There is no doubt to me that a moving image of a sea view is more meaningful to a painter than a still one. I had read somewhere that some of the Rockport painters had used loops of 16mm film to do this. There must be a way to edit our digital shots into loops. Anyone know how?

Peggy Kingsbury said...

I live on the Texas Gulf Coast & we don't get waves on rocks. A recent trip to the CA central coast was thrilling. The power of the water & the tremendous sounds made painting there amazing! Near the end of the trip, I finally snapped & made a couple of digital videos. Sorry I didn't do more of it.

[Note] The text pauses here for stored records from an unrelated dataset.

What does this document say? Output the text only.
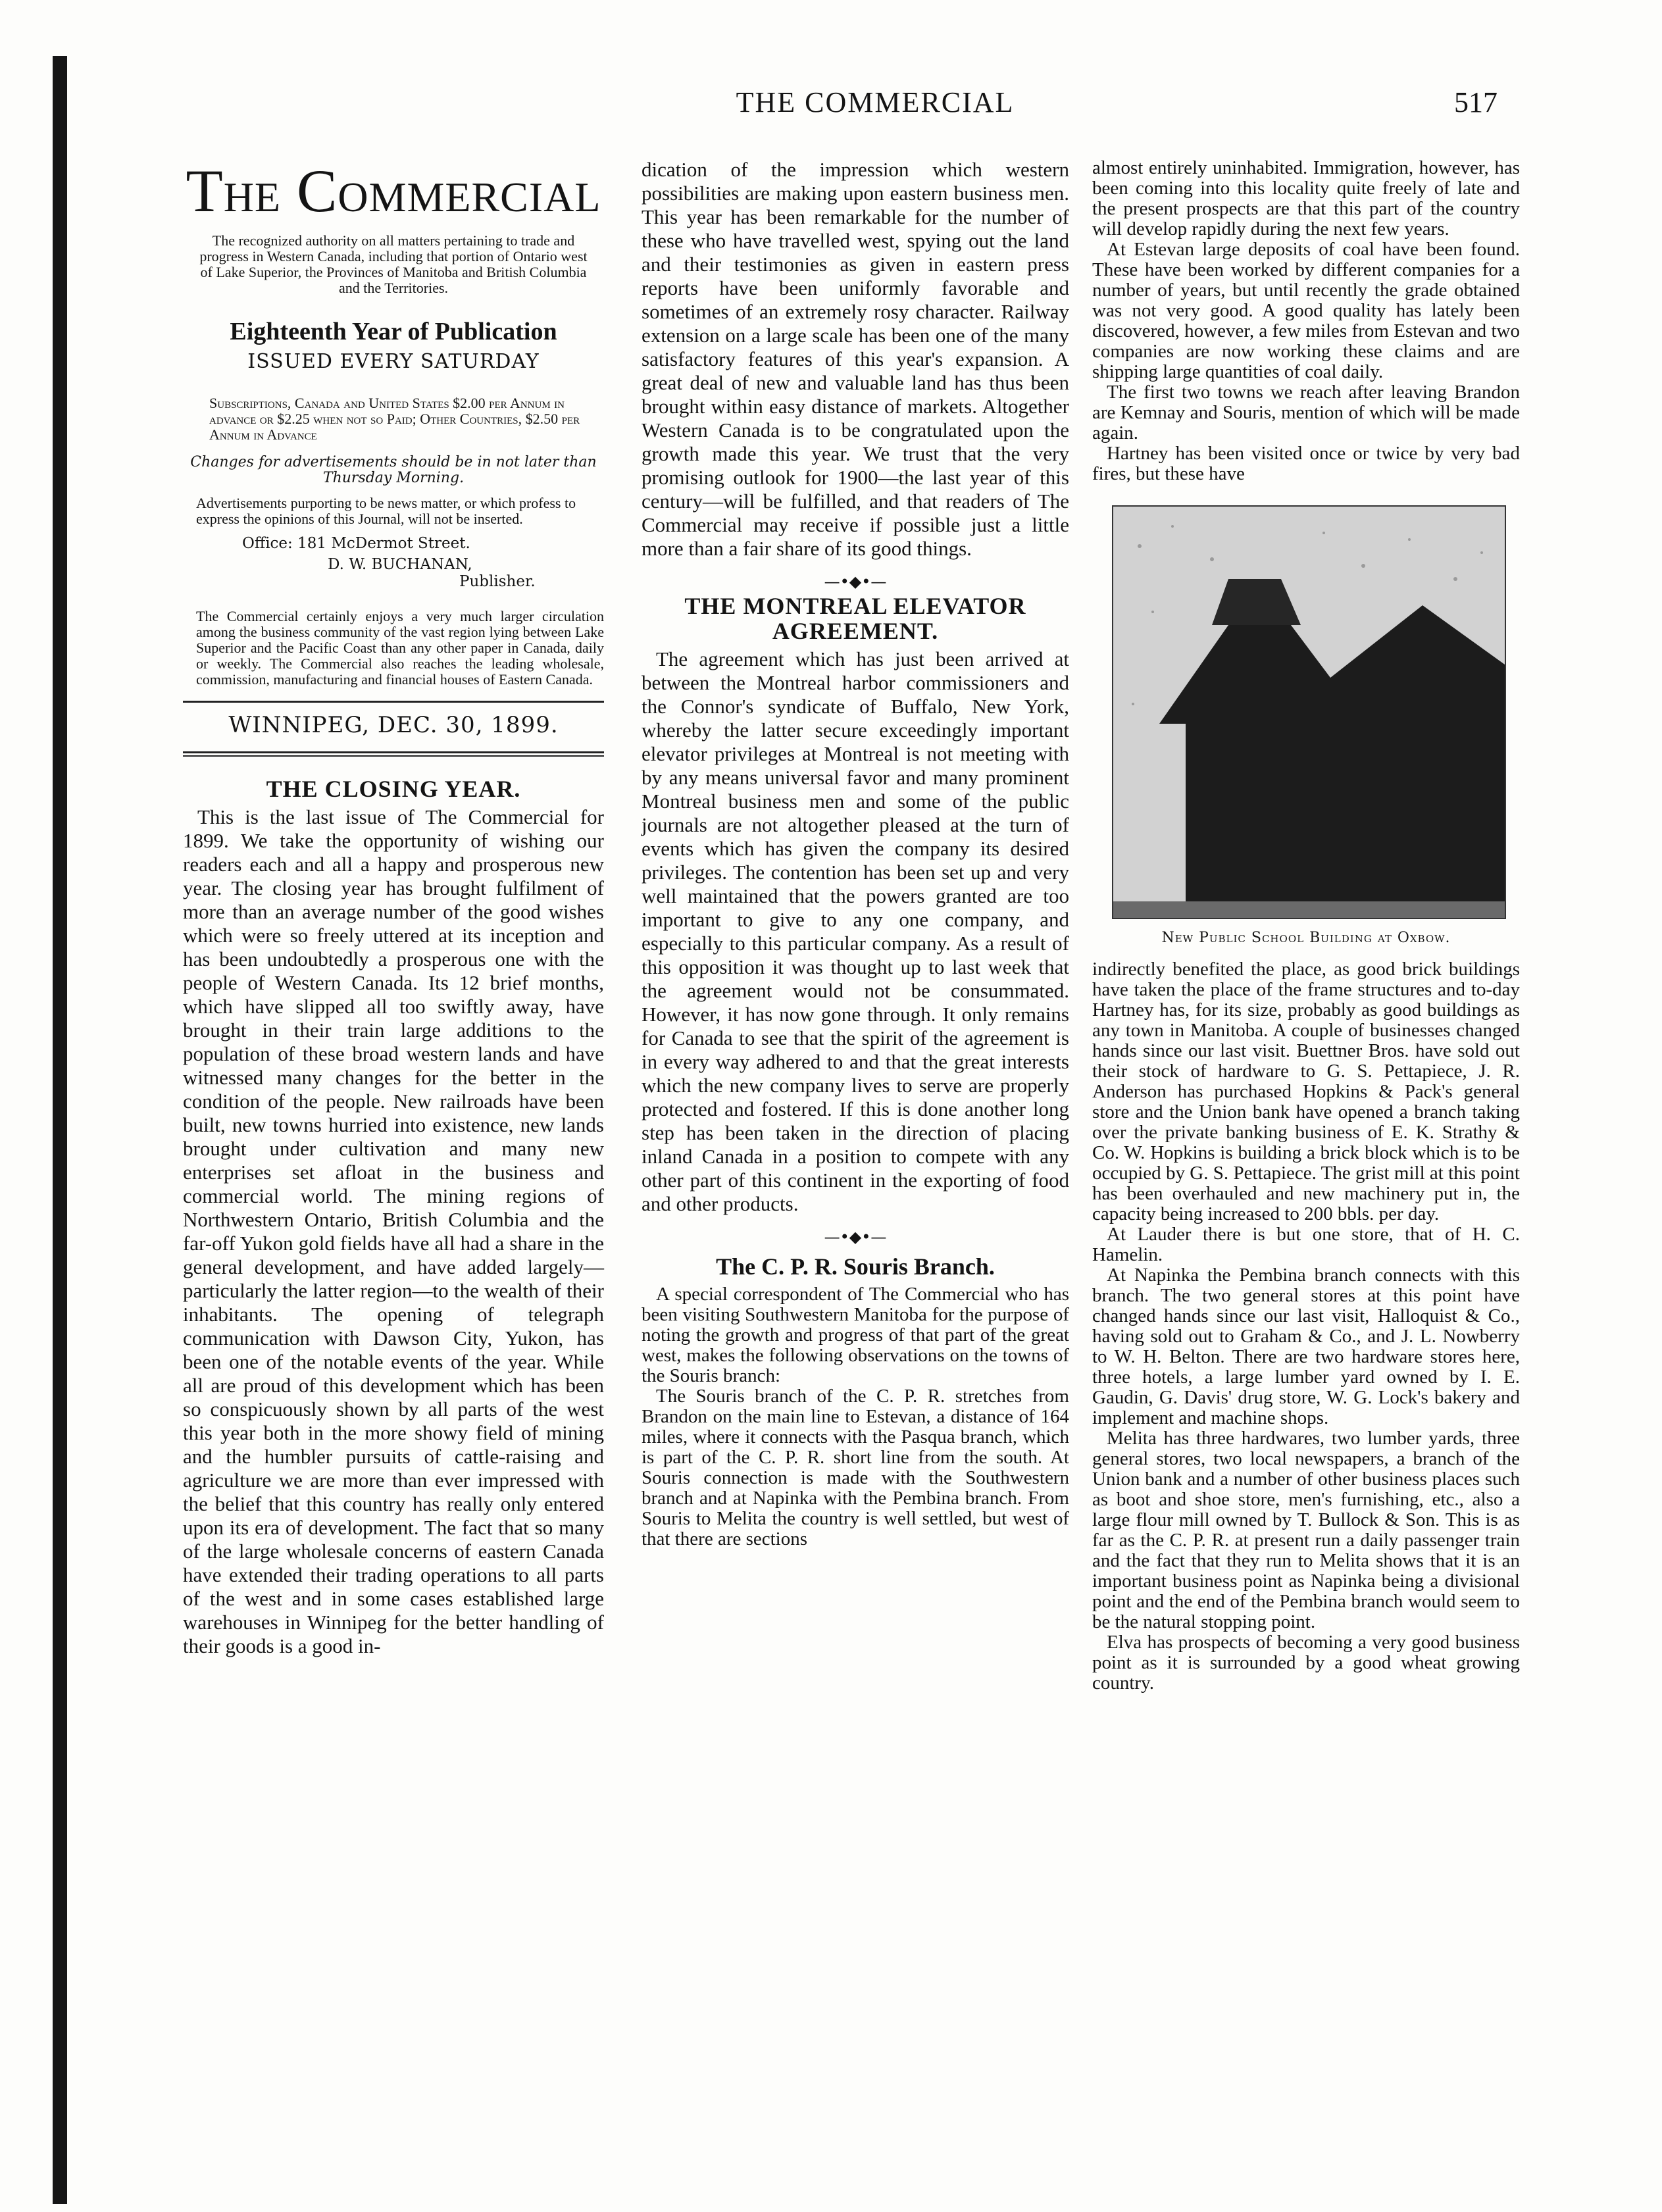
THE COMMERCIAL	517
The Commercial
The recognized authority on all matters pertaining to trade and progress in Western Canada, including that portion of Ontario west of Lake Superior, the Provinces of Manitoba and British Columbia and the Territories.
Eighteenth Year of Publication
ISSUED EVERY SATURDAY
Subscriptions, Canada and United States $2.00 per Annum in advance or $2.25 when not so Paid; Other Countries, $2.50 per Annum in Advance
Changes for advertisements should be in not later than Thursday Morning.
Advertisements purporting to be news matter, or which profess to express the opinions of this Journal, will not be inserted.
Office: 181 McDermot Street.
D. W. BUCHANAN,
Publisher.
The Commercial certainly enjoys a very much larger circulation among the business community of the vast region lying between Lake Superior and the Pacific Coast than any other paper in Canada, daily or weekly. The Commercial also reaches the leading wholesale, commission, manufacturing and financial houses of Eastern Canada.
WINNIPEG, DEC. 30, 1899.
THE CLOSING YEAR.

This is the last issue of The Commercial for 1899. We take the opportunity of wishing our readers each and all a happy and prosperous new year. The closing year has brought fulfilment of more than an average number of the good wishes which were so freely uttered at its inception and has been undoubtedly a prosperous one with the people of Western Canada. Its 12 brief months, which have slipped all too swiftly away, have brought in their train large additions to the population of these broad western lands and have witnessed many changes for the better in the condition of the people. New railroads have been built, new towns hurried into existence, new lands brought under cultivation and many new enterprises set afloat in the business and commercial world. The mining regions of Northwestern Ontario, British Columbia and the far-off Yukon gold fields have all had a share in the general development, and have added largely—particularly the latter region—to the wealth of their inhabitants. The opening of telegraph communication with Dawson City, Yukon, has been one of the notable events of the year. While all are proud of this development which has been so conspicuously shown by all parts of the west this year both in the more showy field of mining and the humbler pursuits of cattle-raising and agriculture we are more than ever impressed with the belief that this country has really only entered upon its era of development. The fact that so many of the large wholesale concerns of eastern Canada have extended their trading operations to all parts of the west and in some cases established large warehouses in Winnipeg for the better handling of their goods is a good in-

dication of the impression which western possibilities are making upon eastern business men. This year has been remarkable for the number of these who have travelled west, spying out the land and their testimonies as given in eastern press reports have been uniformly favorable and sometimes of an extremely rosy character. Railway extension on a large scale has been one of the many satisfactory features of this year's expansion. A great deal of new and valuable land has thus been brought within easy distance of markets. Altogether Western Canada is to be congratulated upon the growth made this year. We trust that the very promising outlook for 1900—the last year of this century—will be fulfilled, and that readers of The Commercial may receive if possible just a little more than a fair share of its good things.

—•◆•—
THE MONTREAL ELEVATOR AGREEMENT.

The agreement which has just been arrived at between the Montreal harbor commissioners and the Connor's syndicate of Buffalo, New York, whereby the latter secure exceedingly important elevator privileges at Montreal is not meeting with by any means universal favor and many prominent Montreal business men and some of the public journals are not altogether pleased at the turn of events which has given the company its desired privileges. The contention has been set up and very well maintained that the powers granted are too important to give to any one company, and especially to this particular company. As a result of this opposition it was thought up to last week that the agreement would not be consummated. However, it has now gone through. It only remains for Canada to see that the spirit of the agreement is in every way adhered to and that the great interests which the new company lives to serve are properly protected and fostered. If this is done another long step has been taken in the direction of placing inland Canada in a position to compete with any other part of this continent in the exporting of food and other products.

—•◆•—
The C. P. R. Souris Branch.

A special correspondent of The Commercial who has been visiting Southwestern Manitoba for the purpose of noting the growth and progress of that part of the great west, makes the following observations on the towns of the Souris branch:

The Souris branch of the C. P. R. stretches from Brandon on the main line to Estevan, a distance of 164 miles, where it connects with the Pasqua branch, which is part of the C. P. R. short line from the south. At Souris connection is made with the Southwestern branch and at Napinka with the Pembina branch. From Souris to Melita the country is well settled, but west of that there are sections

almost entirely uninhabited. Immigration, however, has been coming into this locality quite freely of late and the present prospects are that this part of the country will develop rapidly during the next few years.

At Estevan large deposits of coal have been found. These have been worked by different companies for a number of years, but until recently the grade obtained was not very good. A good quality has lately been discovered, however, a few miles from Estevan and two companies are now working these claims and are shipping large quantities of coal daily.

The first two towns we reach after leaving Brandon are Kemnay and Souris, mention of which will be made again.

Hartney has been visited once or twice by very bad fires, but these have

New Public School Building at Oxbow.

indirectly benefited the place, as good brick buildings have taken the place of the frame structures and to-day Hartney has, for its size, probably as good buildings as any town in Manitoba. A couple of businesses changed hands since our last visit. Buettner Bros. have sold out their stock of hardware to G. S. Pettapiece, J. R. Anderson has purchased Hopkins & Pack's general store and the Union bank have opened a branch taking over the private banking business of E. K. Strathy & Co. W. Hopkins is building a brick block which is to be occupied by G. S. Pettapiece. The grist mill at this point has been overhauled and new machinery put in, the capacity being increased to 200 bbls. per day.

At Lauder there is but one store, that of H. C. Hamelin.

At Napinka the Pembina branch connects with this branch. The two general stores at this point have changed hands since our last visit, Halloquist & Co., having sold out to Graham & Co., and J. L. Nowberry to W. H. Belton. There are two hardware stores here, three hotels, a large lumber yard owned by I. E. Gaudin, G. Davis' drug store, W. G. Lock's bakery and implement and machine shops.

Melita has three hardwares, two lumber yards, three general stores, two local newspapers, a branch of the Union bank and a number of other business places such as boot and shoe store, men's furnishing, etc., also a large flour mill owned by T. Bullock & Son. This is as far as the C. P. R. at present run a daily passenger train and the fact that they run to Melita shows that it is an important business point as Napinka being a divisional point and the end of the Pembina branch would seem to be the natural stopping point.

Elva has prospects of becoming a very good business point as it is surrounded by a good wheat growing country.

barbara b. land of boz said...

Great video, I wish I had thought of this when I was in the gulf. I will be in San Diego in August and try it then.

Love the resent posts on leaving a little of the story telling to the viewer. Just hope the viewer can figure out what I trying to say.
Thank You Stapleton, my cup of coffee always taste better with a little Stape in it!

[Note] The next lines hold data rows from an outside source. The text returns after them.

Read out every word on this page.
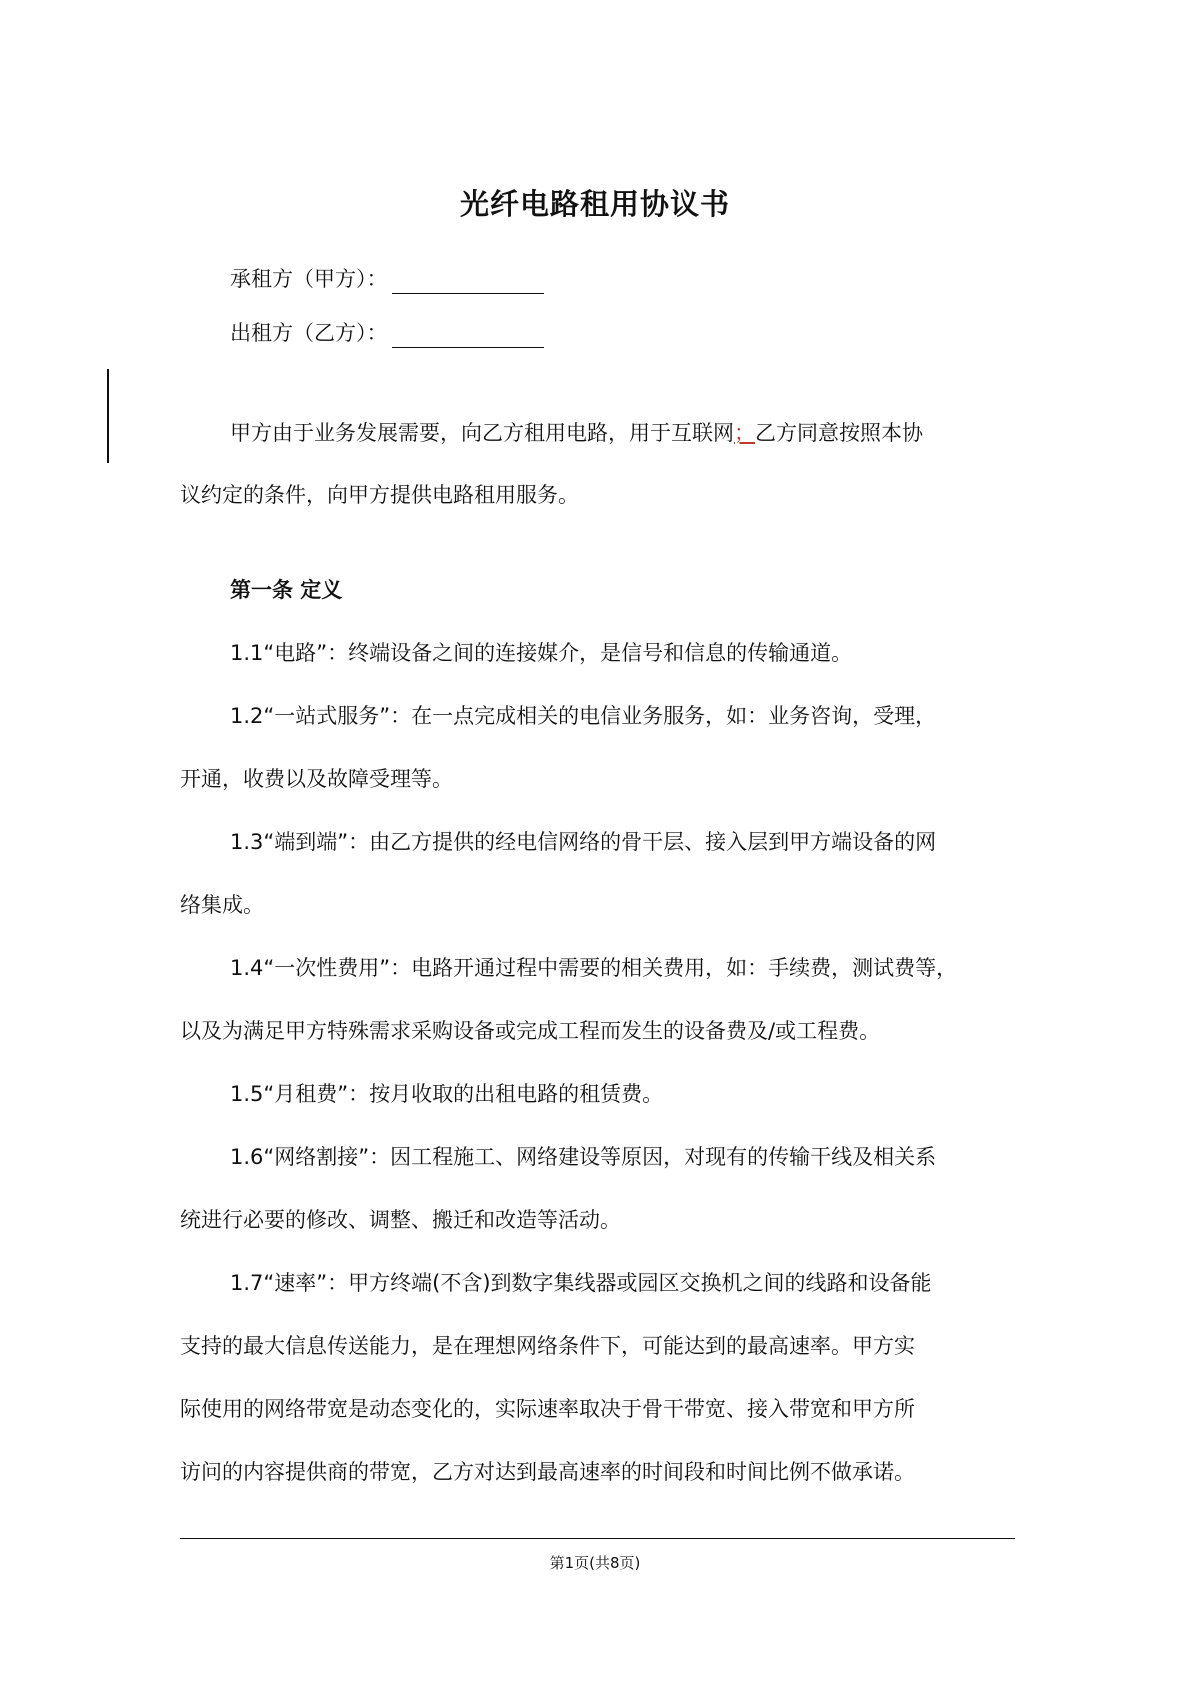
光纤电路租用协议书
承租方（甲方）：
出租方（乙方）：
甲方由于业务发展需要，向乙方租用电路，用于互联网；乙方同意按照本协
议约定的条件，向甲方提供电路租用服务。
第一条 定义
1.1“电路”：终端设备之间的连接媒介，是信号和信息的传输通道。
1.2“一站式服务”：在一点完成相关的电信业务服务，如：业务咨询，受理，
开通，收费以及故障受理等。
1.3“端到端”：由乙方提供的经电信网络的骨干层、接入层到甲方端设备的网
络集成。
1.4“一次性费用”：电路开通过程中需要的相关费用，如：手续费，测试费等，
以及为满足甲方特殊需求采购设备或完成工程而发生的设备费及/或工程费。
1.5“月租费”：按月收取的出租电路的租赁费。
1.6“网络割接”：因工程施工、网络建设等原因，对现有的传输干线及相关系
统进行必要的修改、调整、搬迁和改造等活动。
1.7“速率”：甲方终端(不含)到数字集线器或园区交换机之间的线路和设备能
支持的最大信息传送能力，是在理想网络条件下，可能达到的最高速率。甲方实
际使用的网络带宽是动态变化的，实际速率取决于骨干带宽、接入带宽和甲方所
访问的内容提供商的带宽，乙方对达到最高速率的时间段和时间比例不做承诺。
第1页(共8页)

Eugenia Wadsworth Martin said...

Thanks for the video. The sound is also amazing. I have only been as far as Virginia Beach and Gulf coast. Seeing the videos I can see how one can be seduced into painting them or wanting a painting of a seascape. Wow what must a storm look like with the waves crashing on those rocks.

billspaintingmn said...

That's power! It reminds me of that photo of Mahammid Ali punching this guy, they snapped the shot just at the right moment and you could feel the power.

Mary Byrom said...

Your pink camera has audio? What a deal that was. Where on the coast are these rocks?

Stapleton Kearns said...

Michael:
I know about those tourists who got sucked in, but that was in a severe storm and they were where they should not have been. In fact they had ignored the warnings of the park rangers,
.............Stape

Stapleton Kearns said...

Willek;
I think I heard about Strisik doing that!
.........Stape

Stapleton Kearns said...

Peggy;
I intend to do a lot more of it. I also am making a point of taking some time and just watching the surf and trying to remember what I see.
.........Stape

Stapleton Kearns said...

barbara:
I wonder if they have rocks in San Diego? I like rocky bold oceanfront the best.
...............Stape

Stapleton Kearns said...

Eugenia:
That was on an average day and not during a storm. An hour later the surf subsided,.
................Stape

Stapleton Kearns said...

Mary;
That was shot in the cove that is the entrance to Thunder Hole in Acadia National Park. That little cove is one of the best seascape setups I have ever seen. I intend to make a painting of it soon.
.....................Stape

Stapleton Kearns said...

bill;
The enormous power of the water makes me glad I am on the rocks and not down in it floundering about.